# Noise-induced order

Noise-induced order is a mathematical phenomenon appearing in the Matsumoto-Tsuda[1] model of the Belosov-Zhabotinski reaction. The notable fact about this model is that adding noise to the system causes a transition from a "chaotic" behaviour to a more "ordered" behaviour; this article was a seminal paper in the area and generated a big number of citations[2] and gave birth to a line of research in applied mathematics and physics.[3][4] This phenomenon was later observed in the Belosov-Zhabotinsky reaction.[5]

## Mathematical background

Interpolating experimental data from the Belosouv-Zabotinsky reaction [6], Matsumoto and Tsuda introduced a one dimensional model, a random dynamical system with uniform additive noise, driven by the map:

${\displaystyle T(x)={\begin{cases}(a+(x-{\frac {1}{8}})^{\frac {1}{3}})e^{-x}+b,&0\leq x\leq 0.3\\c(10xe^{\frac {-10x}{3}})^{19}+b&0.3\leq x\leq 1\end{cases}}}$

where

• ${\displaystyle a={\frac {19}{42}}\cdot {\bigg (}{\frac {7}{5}}{\bigg )}^{1/3}}$ (defined so that ${\displaystyle T'(0.3^{-})=0}$),
• ${\displaystyle b=0.02328852830307032054478158044023918735669943648088852646123182739831022528_{158}^{213}}$, such that ${\displaystyle T^{5}(0.3)}$ lands on a repelling fixed point (in some way this is analogous to a Misiurewicz point)
• ${\displaystyle c={\frac {20}{3^{20}\cdot 7}}\cdot {\bigg (}{\frac {7}{5}}{\bigg )}^{1/3}\cdot e^{187/10}}$ (defined so that ${\displaystyle T(0.3^{-})=T(0.3^{+})}$).
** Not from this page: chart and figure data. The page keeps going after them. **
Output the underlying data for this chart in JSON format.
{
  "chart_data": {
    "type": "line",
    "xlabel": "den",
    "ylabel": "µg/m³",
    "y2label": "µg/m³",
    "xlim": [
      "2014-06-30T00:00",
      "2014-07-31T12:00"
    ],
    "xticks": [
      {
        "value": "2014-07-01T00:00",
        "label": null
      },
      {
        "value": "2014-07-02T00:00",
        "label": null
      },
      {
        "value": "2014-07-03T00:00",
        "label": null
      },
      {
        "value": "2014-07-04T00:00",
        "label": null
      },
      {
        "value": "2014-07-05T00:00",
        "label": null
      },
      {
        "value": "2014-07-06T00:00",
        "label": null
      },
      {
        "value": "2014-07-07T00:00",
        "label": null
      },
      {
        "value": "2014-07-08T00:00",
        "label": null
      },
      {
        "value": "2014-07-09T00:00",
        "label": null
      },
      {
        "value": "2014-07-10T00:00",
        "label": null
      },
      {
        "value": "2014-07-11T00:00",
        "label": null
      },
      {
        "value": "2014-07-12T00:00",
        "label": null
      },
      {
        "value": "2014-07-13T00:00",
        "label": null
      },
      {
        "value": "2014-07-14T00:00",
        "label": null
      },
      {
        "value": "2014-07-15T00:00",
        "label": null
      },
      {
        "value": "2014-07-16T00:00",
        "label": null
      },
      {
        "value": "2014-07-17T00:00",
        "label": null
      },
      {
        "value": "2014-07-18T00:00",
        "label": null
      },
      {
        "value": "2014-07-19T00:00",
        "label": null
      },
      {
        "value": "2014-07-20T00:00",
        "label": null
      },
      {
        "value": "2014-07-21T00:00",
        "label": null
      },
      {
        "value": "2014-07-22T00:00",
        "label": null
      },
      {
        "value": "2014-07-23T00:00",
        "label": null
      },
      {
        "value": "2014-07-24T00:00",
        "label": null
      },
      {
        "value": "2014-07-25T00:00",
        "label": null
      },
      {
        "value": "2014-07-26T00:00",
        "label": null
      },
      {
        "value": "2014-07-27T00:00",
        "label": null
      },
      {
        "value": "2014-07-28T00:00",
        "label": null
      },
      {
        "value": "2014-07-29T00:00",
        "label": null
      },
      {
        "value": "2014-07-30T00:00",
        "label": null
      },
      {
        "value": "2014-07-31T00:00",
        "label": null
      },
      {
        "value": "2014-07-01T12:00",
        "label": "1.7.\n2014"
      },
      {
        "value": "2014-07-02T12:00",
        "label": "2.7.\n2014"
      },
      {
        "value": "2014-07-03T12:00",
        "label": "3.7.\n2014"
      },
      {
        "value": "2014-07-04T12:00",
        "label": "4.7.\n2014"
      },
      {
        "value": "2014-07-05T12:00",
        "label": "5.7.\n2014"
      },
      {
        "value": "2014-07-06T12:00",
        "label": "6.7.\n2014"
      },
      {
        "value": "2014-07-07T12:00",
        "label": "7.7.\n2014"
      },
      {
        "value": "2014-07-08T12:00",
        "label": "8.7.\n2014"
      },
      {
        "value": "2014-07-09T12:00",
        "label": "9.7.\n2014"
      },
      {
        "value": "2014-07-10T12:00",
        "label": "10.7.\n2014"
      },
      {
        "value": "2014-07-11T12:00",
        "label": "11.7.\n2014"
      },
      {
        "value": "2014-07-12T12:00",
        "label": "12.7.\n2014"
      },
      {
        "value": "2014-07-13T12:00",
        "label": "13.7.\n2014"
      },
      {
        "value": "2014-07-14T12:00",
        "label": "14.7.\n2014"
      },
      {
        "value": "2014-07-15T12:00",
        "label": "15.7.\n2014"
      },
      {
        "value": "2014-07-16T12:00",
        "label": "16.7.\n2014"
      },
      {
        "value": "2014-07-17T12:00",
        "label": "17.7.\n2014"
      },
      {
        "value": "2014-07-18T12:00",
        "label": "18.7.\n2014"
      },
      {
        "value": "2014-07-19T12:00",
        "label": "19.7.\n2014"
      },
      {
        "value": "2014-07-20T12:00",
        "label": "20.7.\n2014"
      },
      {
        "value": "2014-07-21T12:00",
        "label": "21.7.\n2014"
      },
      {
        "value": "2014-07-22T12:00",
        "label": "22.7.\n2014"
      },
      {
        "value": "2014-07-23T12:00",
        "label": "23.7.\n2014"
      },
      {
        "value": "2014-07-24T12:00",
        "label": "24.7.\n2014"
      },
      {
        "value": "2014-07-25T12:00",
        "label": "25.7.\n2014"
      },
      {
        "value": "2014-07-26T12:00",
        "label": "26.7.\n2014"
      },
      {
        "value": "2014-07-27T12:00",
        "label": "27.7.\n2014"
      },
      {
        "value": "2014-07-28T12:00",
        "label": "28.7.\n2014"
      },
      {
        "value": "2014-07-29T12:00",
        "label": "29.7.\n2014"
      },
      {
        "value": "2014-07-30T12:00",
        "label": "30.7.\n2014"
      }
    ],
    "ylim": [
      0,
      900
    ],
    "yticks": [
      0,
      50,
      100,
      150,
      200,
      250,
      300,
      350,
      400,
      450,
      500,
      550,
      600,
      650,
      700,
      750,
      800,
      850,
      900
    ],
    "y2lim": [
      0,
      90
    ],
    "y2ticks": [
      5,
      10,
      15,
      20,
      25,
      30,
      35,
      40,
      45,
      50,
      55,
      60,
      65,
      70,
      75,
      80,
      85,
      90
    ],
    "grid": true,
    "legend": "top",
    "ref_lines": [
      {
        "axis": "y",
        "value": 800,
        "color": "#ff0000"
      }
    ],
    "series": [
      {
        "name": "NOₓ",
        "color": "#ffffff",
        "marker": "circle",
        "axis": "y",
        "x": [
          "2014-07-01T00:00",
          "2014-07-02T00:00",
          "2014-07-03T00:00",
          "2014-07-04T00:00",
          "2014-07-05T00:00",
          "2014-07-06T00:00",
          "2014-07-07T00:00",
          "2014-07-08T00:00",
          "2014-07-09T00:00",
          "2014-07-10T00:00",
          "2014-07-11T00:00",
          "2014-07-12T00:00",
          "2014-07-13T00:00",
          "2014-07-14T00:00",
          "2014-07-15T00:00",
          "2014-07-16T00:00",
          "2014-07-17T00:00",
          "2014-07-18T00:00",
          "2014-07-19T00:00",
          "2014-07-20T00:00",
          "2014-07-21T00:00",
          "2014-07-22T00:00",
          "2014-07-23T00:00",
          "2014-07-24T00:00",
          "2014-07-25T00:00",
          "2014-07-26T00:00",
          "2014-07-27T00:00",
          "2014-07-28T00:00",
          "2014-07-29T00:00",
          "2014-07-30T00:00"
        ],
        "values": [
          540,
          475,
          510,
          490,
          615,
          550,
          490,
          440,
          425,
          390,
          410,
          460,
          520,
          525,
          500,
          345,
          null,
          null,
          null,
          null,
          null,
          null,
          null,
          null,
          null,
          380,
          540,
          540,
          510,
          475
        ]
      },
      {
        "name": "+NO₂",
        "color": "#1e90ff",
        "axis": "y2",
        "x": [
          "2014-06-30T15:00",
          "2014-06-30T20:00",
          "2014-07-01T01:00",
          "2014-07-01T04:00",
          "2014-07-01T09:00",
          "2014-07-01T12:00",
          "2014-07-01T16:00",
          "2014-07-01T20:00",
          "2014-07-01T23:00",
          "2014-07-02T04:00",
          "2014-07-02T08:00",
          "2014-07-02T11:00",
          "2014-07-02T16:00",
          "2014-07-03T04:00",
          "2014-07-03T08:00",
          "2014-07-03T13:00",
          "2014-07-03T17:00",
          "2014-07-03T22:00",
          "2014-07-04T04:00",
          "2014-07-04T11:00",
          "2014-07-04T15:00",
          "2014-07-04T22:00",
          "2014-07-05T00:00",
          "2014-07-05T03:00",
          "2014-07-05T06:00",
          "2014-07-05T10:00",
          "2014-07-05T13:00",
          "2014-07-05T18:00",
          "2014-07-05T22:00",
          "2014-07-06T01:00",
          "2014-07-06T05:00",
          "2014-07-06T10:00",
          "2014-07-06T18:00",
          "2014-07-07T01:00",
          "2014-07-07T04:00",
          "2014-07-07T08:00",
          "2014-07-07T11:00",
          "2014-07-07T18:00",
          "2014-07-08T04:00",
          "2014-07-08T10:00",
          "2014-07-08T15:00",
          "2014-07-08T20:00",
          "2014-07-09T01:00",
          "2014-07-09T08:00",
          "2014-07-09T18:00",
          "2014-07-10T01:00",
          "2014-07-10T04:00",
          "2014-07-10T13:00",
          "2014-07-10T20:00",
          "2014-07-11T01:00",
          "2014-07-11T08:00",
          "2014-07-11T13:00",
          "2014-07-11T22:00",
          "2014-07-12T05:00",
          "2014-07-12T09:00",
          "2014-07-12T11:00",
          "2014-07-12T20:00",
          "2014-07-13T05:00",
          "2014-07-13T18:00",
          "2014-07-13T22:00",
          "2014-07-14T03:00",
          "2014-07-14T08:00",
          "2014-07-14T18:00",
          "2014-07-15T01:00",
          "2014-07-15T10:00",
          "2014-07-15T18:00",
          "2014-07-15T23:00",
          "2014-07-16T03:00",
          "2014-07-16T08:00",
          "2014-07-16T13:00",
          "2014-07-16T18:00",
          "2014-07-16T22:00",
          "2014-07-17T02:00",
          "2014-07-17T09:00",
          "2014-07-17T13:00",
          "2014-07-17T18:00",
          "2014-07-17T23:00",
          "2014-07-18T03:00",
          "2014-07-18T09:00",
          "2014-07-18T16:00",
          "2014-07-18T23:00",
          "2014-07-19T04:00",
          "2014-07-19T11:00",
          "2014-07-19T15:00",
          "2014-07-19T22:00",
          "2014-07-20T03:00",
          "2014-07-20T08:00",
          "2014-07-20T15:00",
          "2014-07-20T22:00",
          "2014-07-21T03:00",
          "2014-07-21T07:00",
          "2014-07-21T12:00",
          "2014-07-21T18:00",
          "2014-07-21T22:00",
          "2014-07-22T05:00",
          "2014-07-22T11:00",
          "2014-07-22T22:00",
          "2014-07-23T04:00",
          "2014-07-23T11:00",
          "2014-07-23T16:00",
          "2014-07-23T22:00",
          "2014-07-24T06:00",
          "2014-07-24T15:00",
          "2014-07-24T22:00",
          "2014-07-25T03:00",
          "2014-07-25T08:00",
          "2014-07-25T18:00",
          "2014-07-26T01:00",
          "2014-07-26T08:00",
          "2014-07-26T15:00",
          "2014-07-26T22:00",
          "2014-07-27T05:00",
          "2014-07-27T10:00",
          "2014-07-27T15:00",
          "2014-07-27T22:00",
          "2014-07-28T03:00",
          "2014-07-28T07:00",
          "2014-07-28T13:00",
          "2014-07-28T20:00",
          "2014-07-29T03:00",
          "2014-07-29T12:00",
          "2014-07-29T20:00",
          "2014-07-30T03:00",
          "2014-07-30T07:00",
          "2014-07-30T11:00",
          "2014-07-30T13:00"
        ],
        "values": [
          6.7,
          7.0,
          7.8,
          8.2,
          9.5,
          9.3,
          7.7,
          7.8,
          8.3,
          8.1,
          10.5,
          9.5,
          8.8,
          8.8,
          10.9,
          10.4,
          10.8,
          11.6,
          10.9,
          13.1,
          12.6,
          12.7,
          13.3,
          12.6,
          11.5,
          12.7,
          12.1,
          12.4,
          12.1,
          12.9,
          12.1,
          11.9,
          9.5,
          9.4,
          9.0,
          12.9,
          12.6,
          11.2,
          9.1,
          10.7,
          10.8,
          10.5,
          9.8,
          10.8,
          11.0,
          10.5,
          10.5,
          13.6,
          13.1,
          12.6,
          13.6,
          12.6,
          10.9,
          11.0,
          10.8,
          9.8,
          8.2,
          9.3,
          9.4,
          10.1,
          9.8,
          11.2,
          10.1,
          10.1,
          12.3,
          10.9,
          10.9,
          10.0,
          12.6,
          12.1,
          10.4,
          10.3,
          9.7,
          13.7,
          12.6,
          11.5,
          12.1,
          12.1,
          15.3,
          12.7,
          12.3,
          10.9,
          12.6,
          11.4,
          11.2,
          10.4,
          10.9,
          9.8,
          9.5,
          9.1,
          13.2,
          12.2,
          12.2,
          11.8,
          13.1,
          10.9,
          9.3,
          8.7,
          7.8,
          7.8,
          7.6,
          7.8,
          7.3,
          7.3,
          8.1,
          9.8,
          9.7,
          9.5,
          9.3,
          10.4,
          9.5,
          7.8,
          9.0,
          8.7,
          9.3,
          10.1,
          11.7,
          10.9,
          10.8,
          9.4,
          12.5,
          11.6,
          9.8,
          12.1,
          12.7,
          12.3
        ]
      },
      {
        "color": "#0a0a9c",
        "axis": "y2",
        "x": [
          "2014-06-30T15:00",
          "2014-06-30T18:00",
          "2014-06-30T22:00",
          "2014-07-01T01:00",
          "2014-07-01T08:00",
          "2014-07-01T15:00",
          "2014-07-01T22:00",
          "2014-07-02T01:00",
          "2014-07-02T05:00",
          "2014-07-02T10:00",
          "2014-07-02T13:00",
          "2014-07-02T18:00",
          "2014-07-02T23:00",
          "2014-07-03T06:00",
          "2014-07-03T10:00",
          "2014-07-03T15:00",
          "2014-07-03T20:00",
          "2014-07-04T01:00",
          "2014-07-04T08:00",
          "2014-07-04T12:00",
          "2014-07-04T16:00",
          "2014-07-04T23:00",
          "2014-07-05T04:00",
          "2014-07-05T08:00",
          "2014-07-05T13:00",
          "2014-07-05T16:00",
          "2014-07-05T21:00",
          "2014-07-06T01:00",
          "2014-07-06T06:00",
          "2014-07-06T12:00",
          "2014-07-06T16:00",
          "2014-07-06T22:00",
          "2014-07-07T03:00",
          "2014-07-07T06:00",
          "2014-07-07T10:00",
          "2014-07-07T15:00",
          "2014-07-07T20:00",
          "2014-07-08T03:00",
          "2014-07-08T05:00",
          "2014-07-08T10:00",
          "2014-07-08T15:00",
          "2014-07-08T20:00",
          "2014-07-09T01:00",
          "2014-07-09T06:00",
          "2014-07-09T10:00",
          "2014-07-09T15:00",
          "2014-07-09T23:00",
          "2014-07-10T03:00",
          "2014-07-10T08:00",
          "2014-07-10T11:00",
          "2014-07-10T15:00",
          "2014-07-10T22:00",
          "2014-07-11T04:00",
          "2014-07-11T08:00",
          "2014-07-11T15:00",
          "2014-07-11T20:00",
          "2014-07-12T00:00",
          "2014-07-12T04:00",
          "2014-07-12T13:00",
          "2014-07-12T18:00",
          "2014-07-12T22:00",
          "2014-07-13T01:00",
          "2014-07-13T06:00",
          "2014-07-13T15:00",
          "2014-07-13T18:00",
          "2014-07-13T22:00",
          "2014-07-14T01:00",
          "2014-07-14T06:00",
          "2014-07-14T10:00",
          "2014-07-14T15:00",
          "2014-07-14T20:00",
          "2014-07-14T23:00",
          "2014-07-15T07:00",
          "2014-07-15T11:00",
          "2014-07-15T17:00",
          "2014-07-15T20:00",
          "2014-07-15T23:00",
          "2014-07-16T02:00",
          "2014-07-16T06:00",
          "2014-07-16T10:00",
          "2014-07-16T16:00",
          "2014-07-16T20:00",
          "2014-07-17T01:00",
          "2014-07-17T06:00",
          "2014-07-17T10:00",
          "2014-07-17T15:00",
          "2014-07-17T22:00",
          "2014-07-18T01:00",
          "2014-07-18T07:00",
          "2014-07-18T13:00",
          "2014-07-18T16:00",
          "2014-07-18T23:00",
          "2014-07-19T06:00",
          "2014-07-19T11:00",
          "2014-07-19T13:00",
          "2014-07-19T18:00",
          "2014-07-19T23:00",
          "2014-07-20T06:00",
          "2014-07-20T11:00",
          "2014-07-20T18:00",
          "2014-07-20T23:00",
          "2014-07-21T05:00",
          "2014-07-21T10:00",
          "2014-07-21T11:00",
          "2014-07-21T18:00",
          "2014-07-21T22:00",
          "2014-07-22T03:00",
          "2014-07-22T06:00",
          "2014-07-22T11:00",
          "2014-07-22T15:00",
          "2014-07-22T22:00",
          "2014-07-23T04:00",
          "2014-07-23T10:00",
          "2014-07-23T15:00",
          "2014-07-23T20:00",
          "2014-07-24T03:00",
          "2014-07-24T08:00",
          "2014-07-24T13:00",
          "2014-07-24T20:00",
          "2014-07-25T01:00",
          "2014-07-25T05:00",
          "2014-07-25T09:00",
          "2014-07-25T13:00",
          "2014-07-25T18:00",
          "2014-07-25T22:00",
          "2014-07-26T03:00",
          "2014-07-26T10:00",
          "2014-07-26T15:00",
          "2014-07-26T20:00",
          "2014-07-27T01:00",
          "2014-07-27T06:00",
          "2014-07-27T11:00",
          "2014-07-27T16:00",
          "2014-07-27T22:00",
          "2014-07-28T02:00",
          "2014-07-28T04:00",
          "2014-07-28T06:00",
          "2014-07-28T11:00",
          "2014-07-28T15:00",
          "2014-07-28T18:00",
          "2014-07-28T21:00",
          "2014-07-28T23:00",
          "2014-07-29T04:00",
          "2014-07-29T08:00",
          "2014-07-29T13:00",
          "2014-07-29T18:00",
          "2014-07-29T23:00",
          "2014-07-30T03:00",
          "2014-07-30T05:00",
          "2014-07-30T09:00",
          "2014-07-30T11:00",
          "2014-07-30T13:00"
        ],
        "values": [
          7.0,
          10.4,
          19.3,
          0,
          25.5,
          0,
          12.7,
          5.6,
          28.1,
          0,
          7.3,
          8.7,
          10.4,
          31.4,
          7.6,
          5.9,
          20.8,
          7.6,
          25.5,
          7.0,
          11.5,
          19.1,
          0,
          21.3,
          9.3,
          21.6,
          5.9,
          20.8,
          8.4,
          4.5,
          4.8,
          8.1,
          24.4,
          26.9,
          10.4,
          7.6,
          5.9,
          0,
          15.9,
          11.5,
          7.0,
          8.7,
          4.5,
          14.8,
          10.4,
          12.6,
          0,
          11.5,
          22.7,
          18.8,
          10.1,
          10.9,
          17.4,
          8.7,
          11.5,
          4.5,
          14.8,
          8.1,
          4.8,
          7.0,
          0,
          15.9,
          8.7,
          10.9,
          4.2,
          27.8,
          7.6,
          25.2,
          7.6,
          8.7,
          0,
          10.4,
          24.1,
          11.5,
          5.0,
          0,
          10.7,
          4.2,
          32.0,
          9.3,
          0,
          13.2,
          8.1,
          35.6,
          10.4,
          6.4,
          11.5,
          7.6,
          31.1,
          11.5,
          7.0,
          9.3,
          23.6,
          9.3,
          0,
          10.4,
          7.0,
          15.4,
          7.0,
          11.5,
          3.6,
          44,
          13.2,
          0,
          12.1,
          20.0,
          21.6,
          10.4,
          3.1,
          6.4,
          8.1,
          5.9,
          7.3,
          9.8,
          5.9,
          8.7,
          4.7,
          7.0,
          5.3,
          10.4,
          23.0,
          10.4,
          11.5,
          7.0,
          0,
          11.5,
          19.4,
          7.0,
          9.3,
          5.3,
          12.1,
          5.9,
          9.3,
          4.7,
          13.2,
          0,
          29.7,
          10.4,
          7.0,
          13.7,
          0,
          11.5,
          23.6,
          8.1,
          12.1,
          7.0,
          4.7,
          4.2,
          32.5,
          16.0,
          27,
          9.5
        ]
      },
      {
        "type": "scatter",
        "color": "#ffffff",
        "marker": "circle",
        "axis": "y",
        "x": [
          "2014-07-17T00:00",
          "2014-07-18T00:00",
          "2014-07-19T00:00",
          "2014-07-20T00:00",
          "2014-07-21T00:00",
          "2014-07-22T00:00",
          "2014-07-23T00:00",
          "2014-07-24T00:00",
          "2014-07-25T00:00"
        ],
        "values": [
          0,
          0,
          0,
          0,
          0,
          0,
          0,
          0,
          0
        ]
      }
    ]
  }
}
In [1] this random dynamical system is simulated with different noise amplitudes using floating-point arithmetic and the Lyapunov exponent along the simulated orbits is computed; the Lyapunov exponent of this simulated system was found to transition from positive to negative as the noise amplitude grows. It is worth remarking that the behavior of the floating point system and of the original system may differ [7], therefore [1] is not a rigorous mathematical proof of the phenomenon. A computer assisted proof of noise-induced order for the Matsumoto-Tsuda map with the parameters above was given in [8]

## References

1. ^ a b c Matsumoto, K.; Tsuda, I. (1983). "Noise-induced order". J Stat Phys. 31 (1): 87–106. doi:10.1007/BF01010923.
2. ^ "Citation Details for "Noise-induced order"". Springer. doi:10.1007/BF01010923. Cite journal requires |journal= (help)
3. ^ Doi, S. (1989). "A chaotic map with a flat segment can produce a noise-induced order". J Stat Phys. 55 (5–6): 941–964. doi:10.1007/BF01041073.
4. ^ Zhou, C.S.; Khurts, J.; Allaria, E.; Boccalletti, S.; Meucci, R.; Arecchi, F.T. (2003). "Constructive effects of noise in homoclinic chaotic systems". Phys. Rev. E. 67 (6). doi:10.1103/PhysRevE.67.066220. PMID 16241339.
5. ^ Yoshimoto, Minoru; Shirahama, Hiroyuki; Kurosawa, Shigeru (2008). "Noise-induced order in the chaos of the Belousov–Zhabotinsky reaction". The Journal of Chemical Physics. 129: 014508. doi:10.1063/1.2946710. PMID 18624484.
6. ^ Hudson, J.L.; Mankin, J.C. (1981). "Chaos in the Belousov–Zhabotinskii reaction". J. Chem. Phys. 74 (11): 6171–6177. doi:10.1063/1.441007.
7. ^ Guihéneuf, P. (2018). "Physical measures of discretizations of generic diffeomorphisms". Erg. Theo. And Dyn. Sys. 38 (4): 1422–1458. arXiv:1510.00720. doi:10.1017/etds.2016.70.
8. ^ Galatolo, Stefano; Monge, Maurizio; Nisoli, Isaia (2017). "Existence of Noise Induced Order, a Computer Aided Proof". arXiv:1702.07024 [math.DS].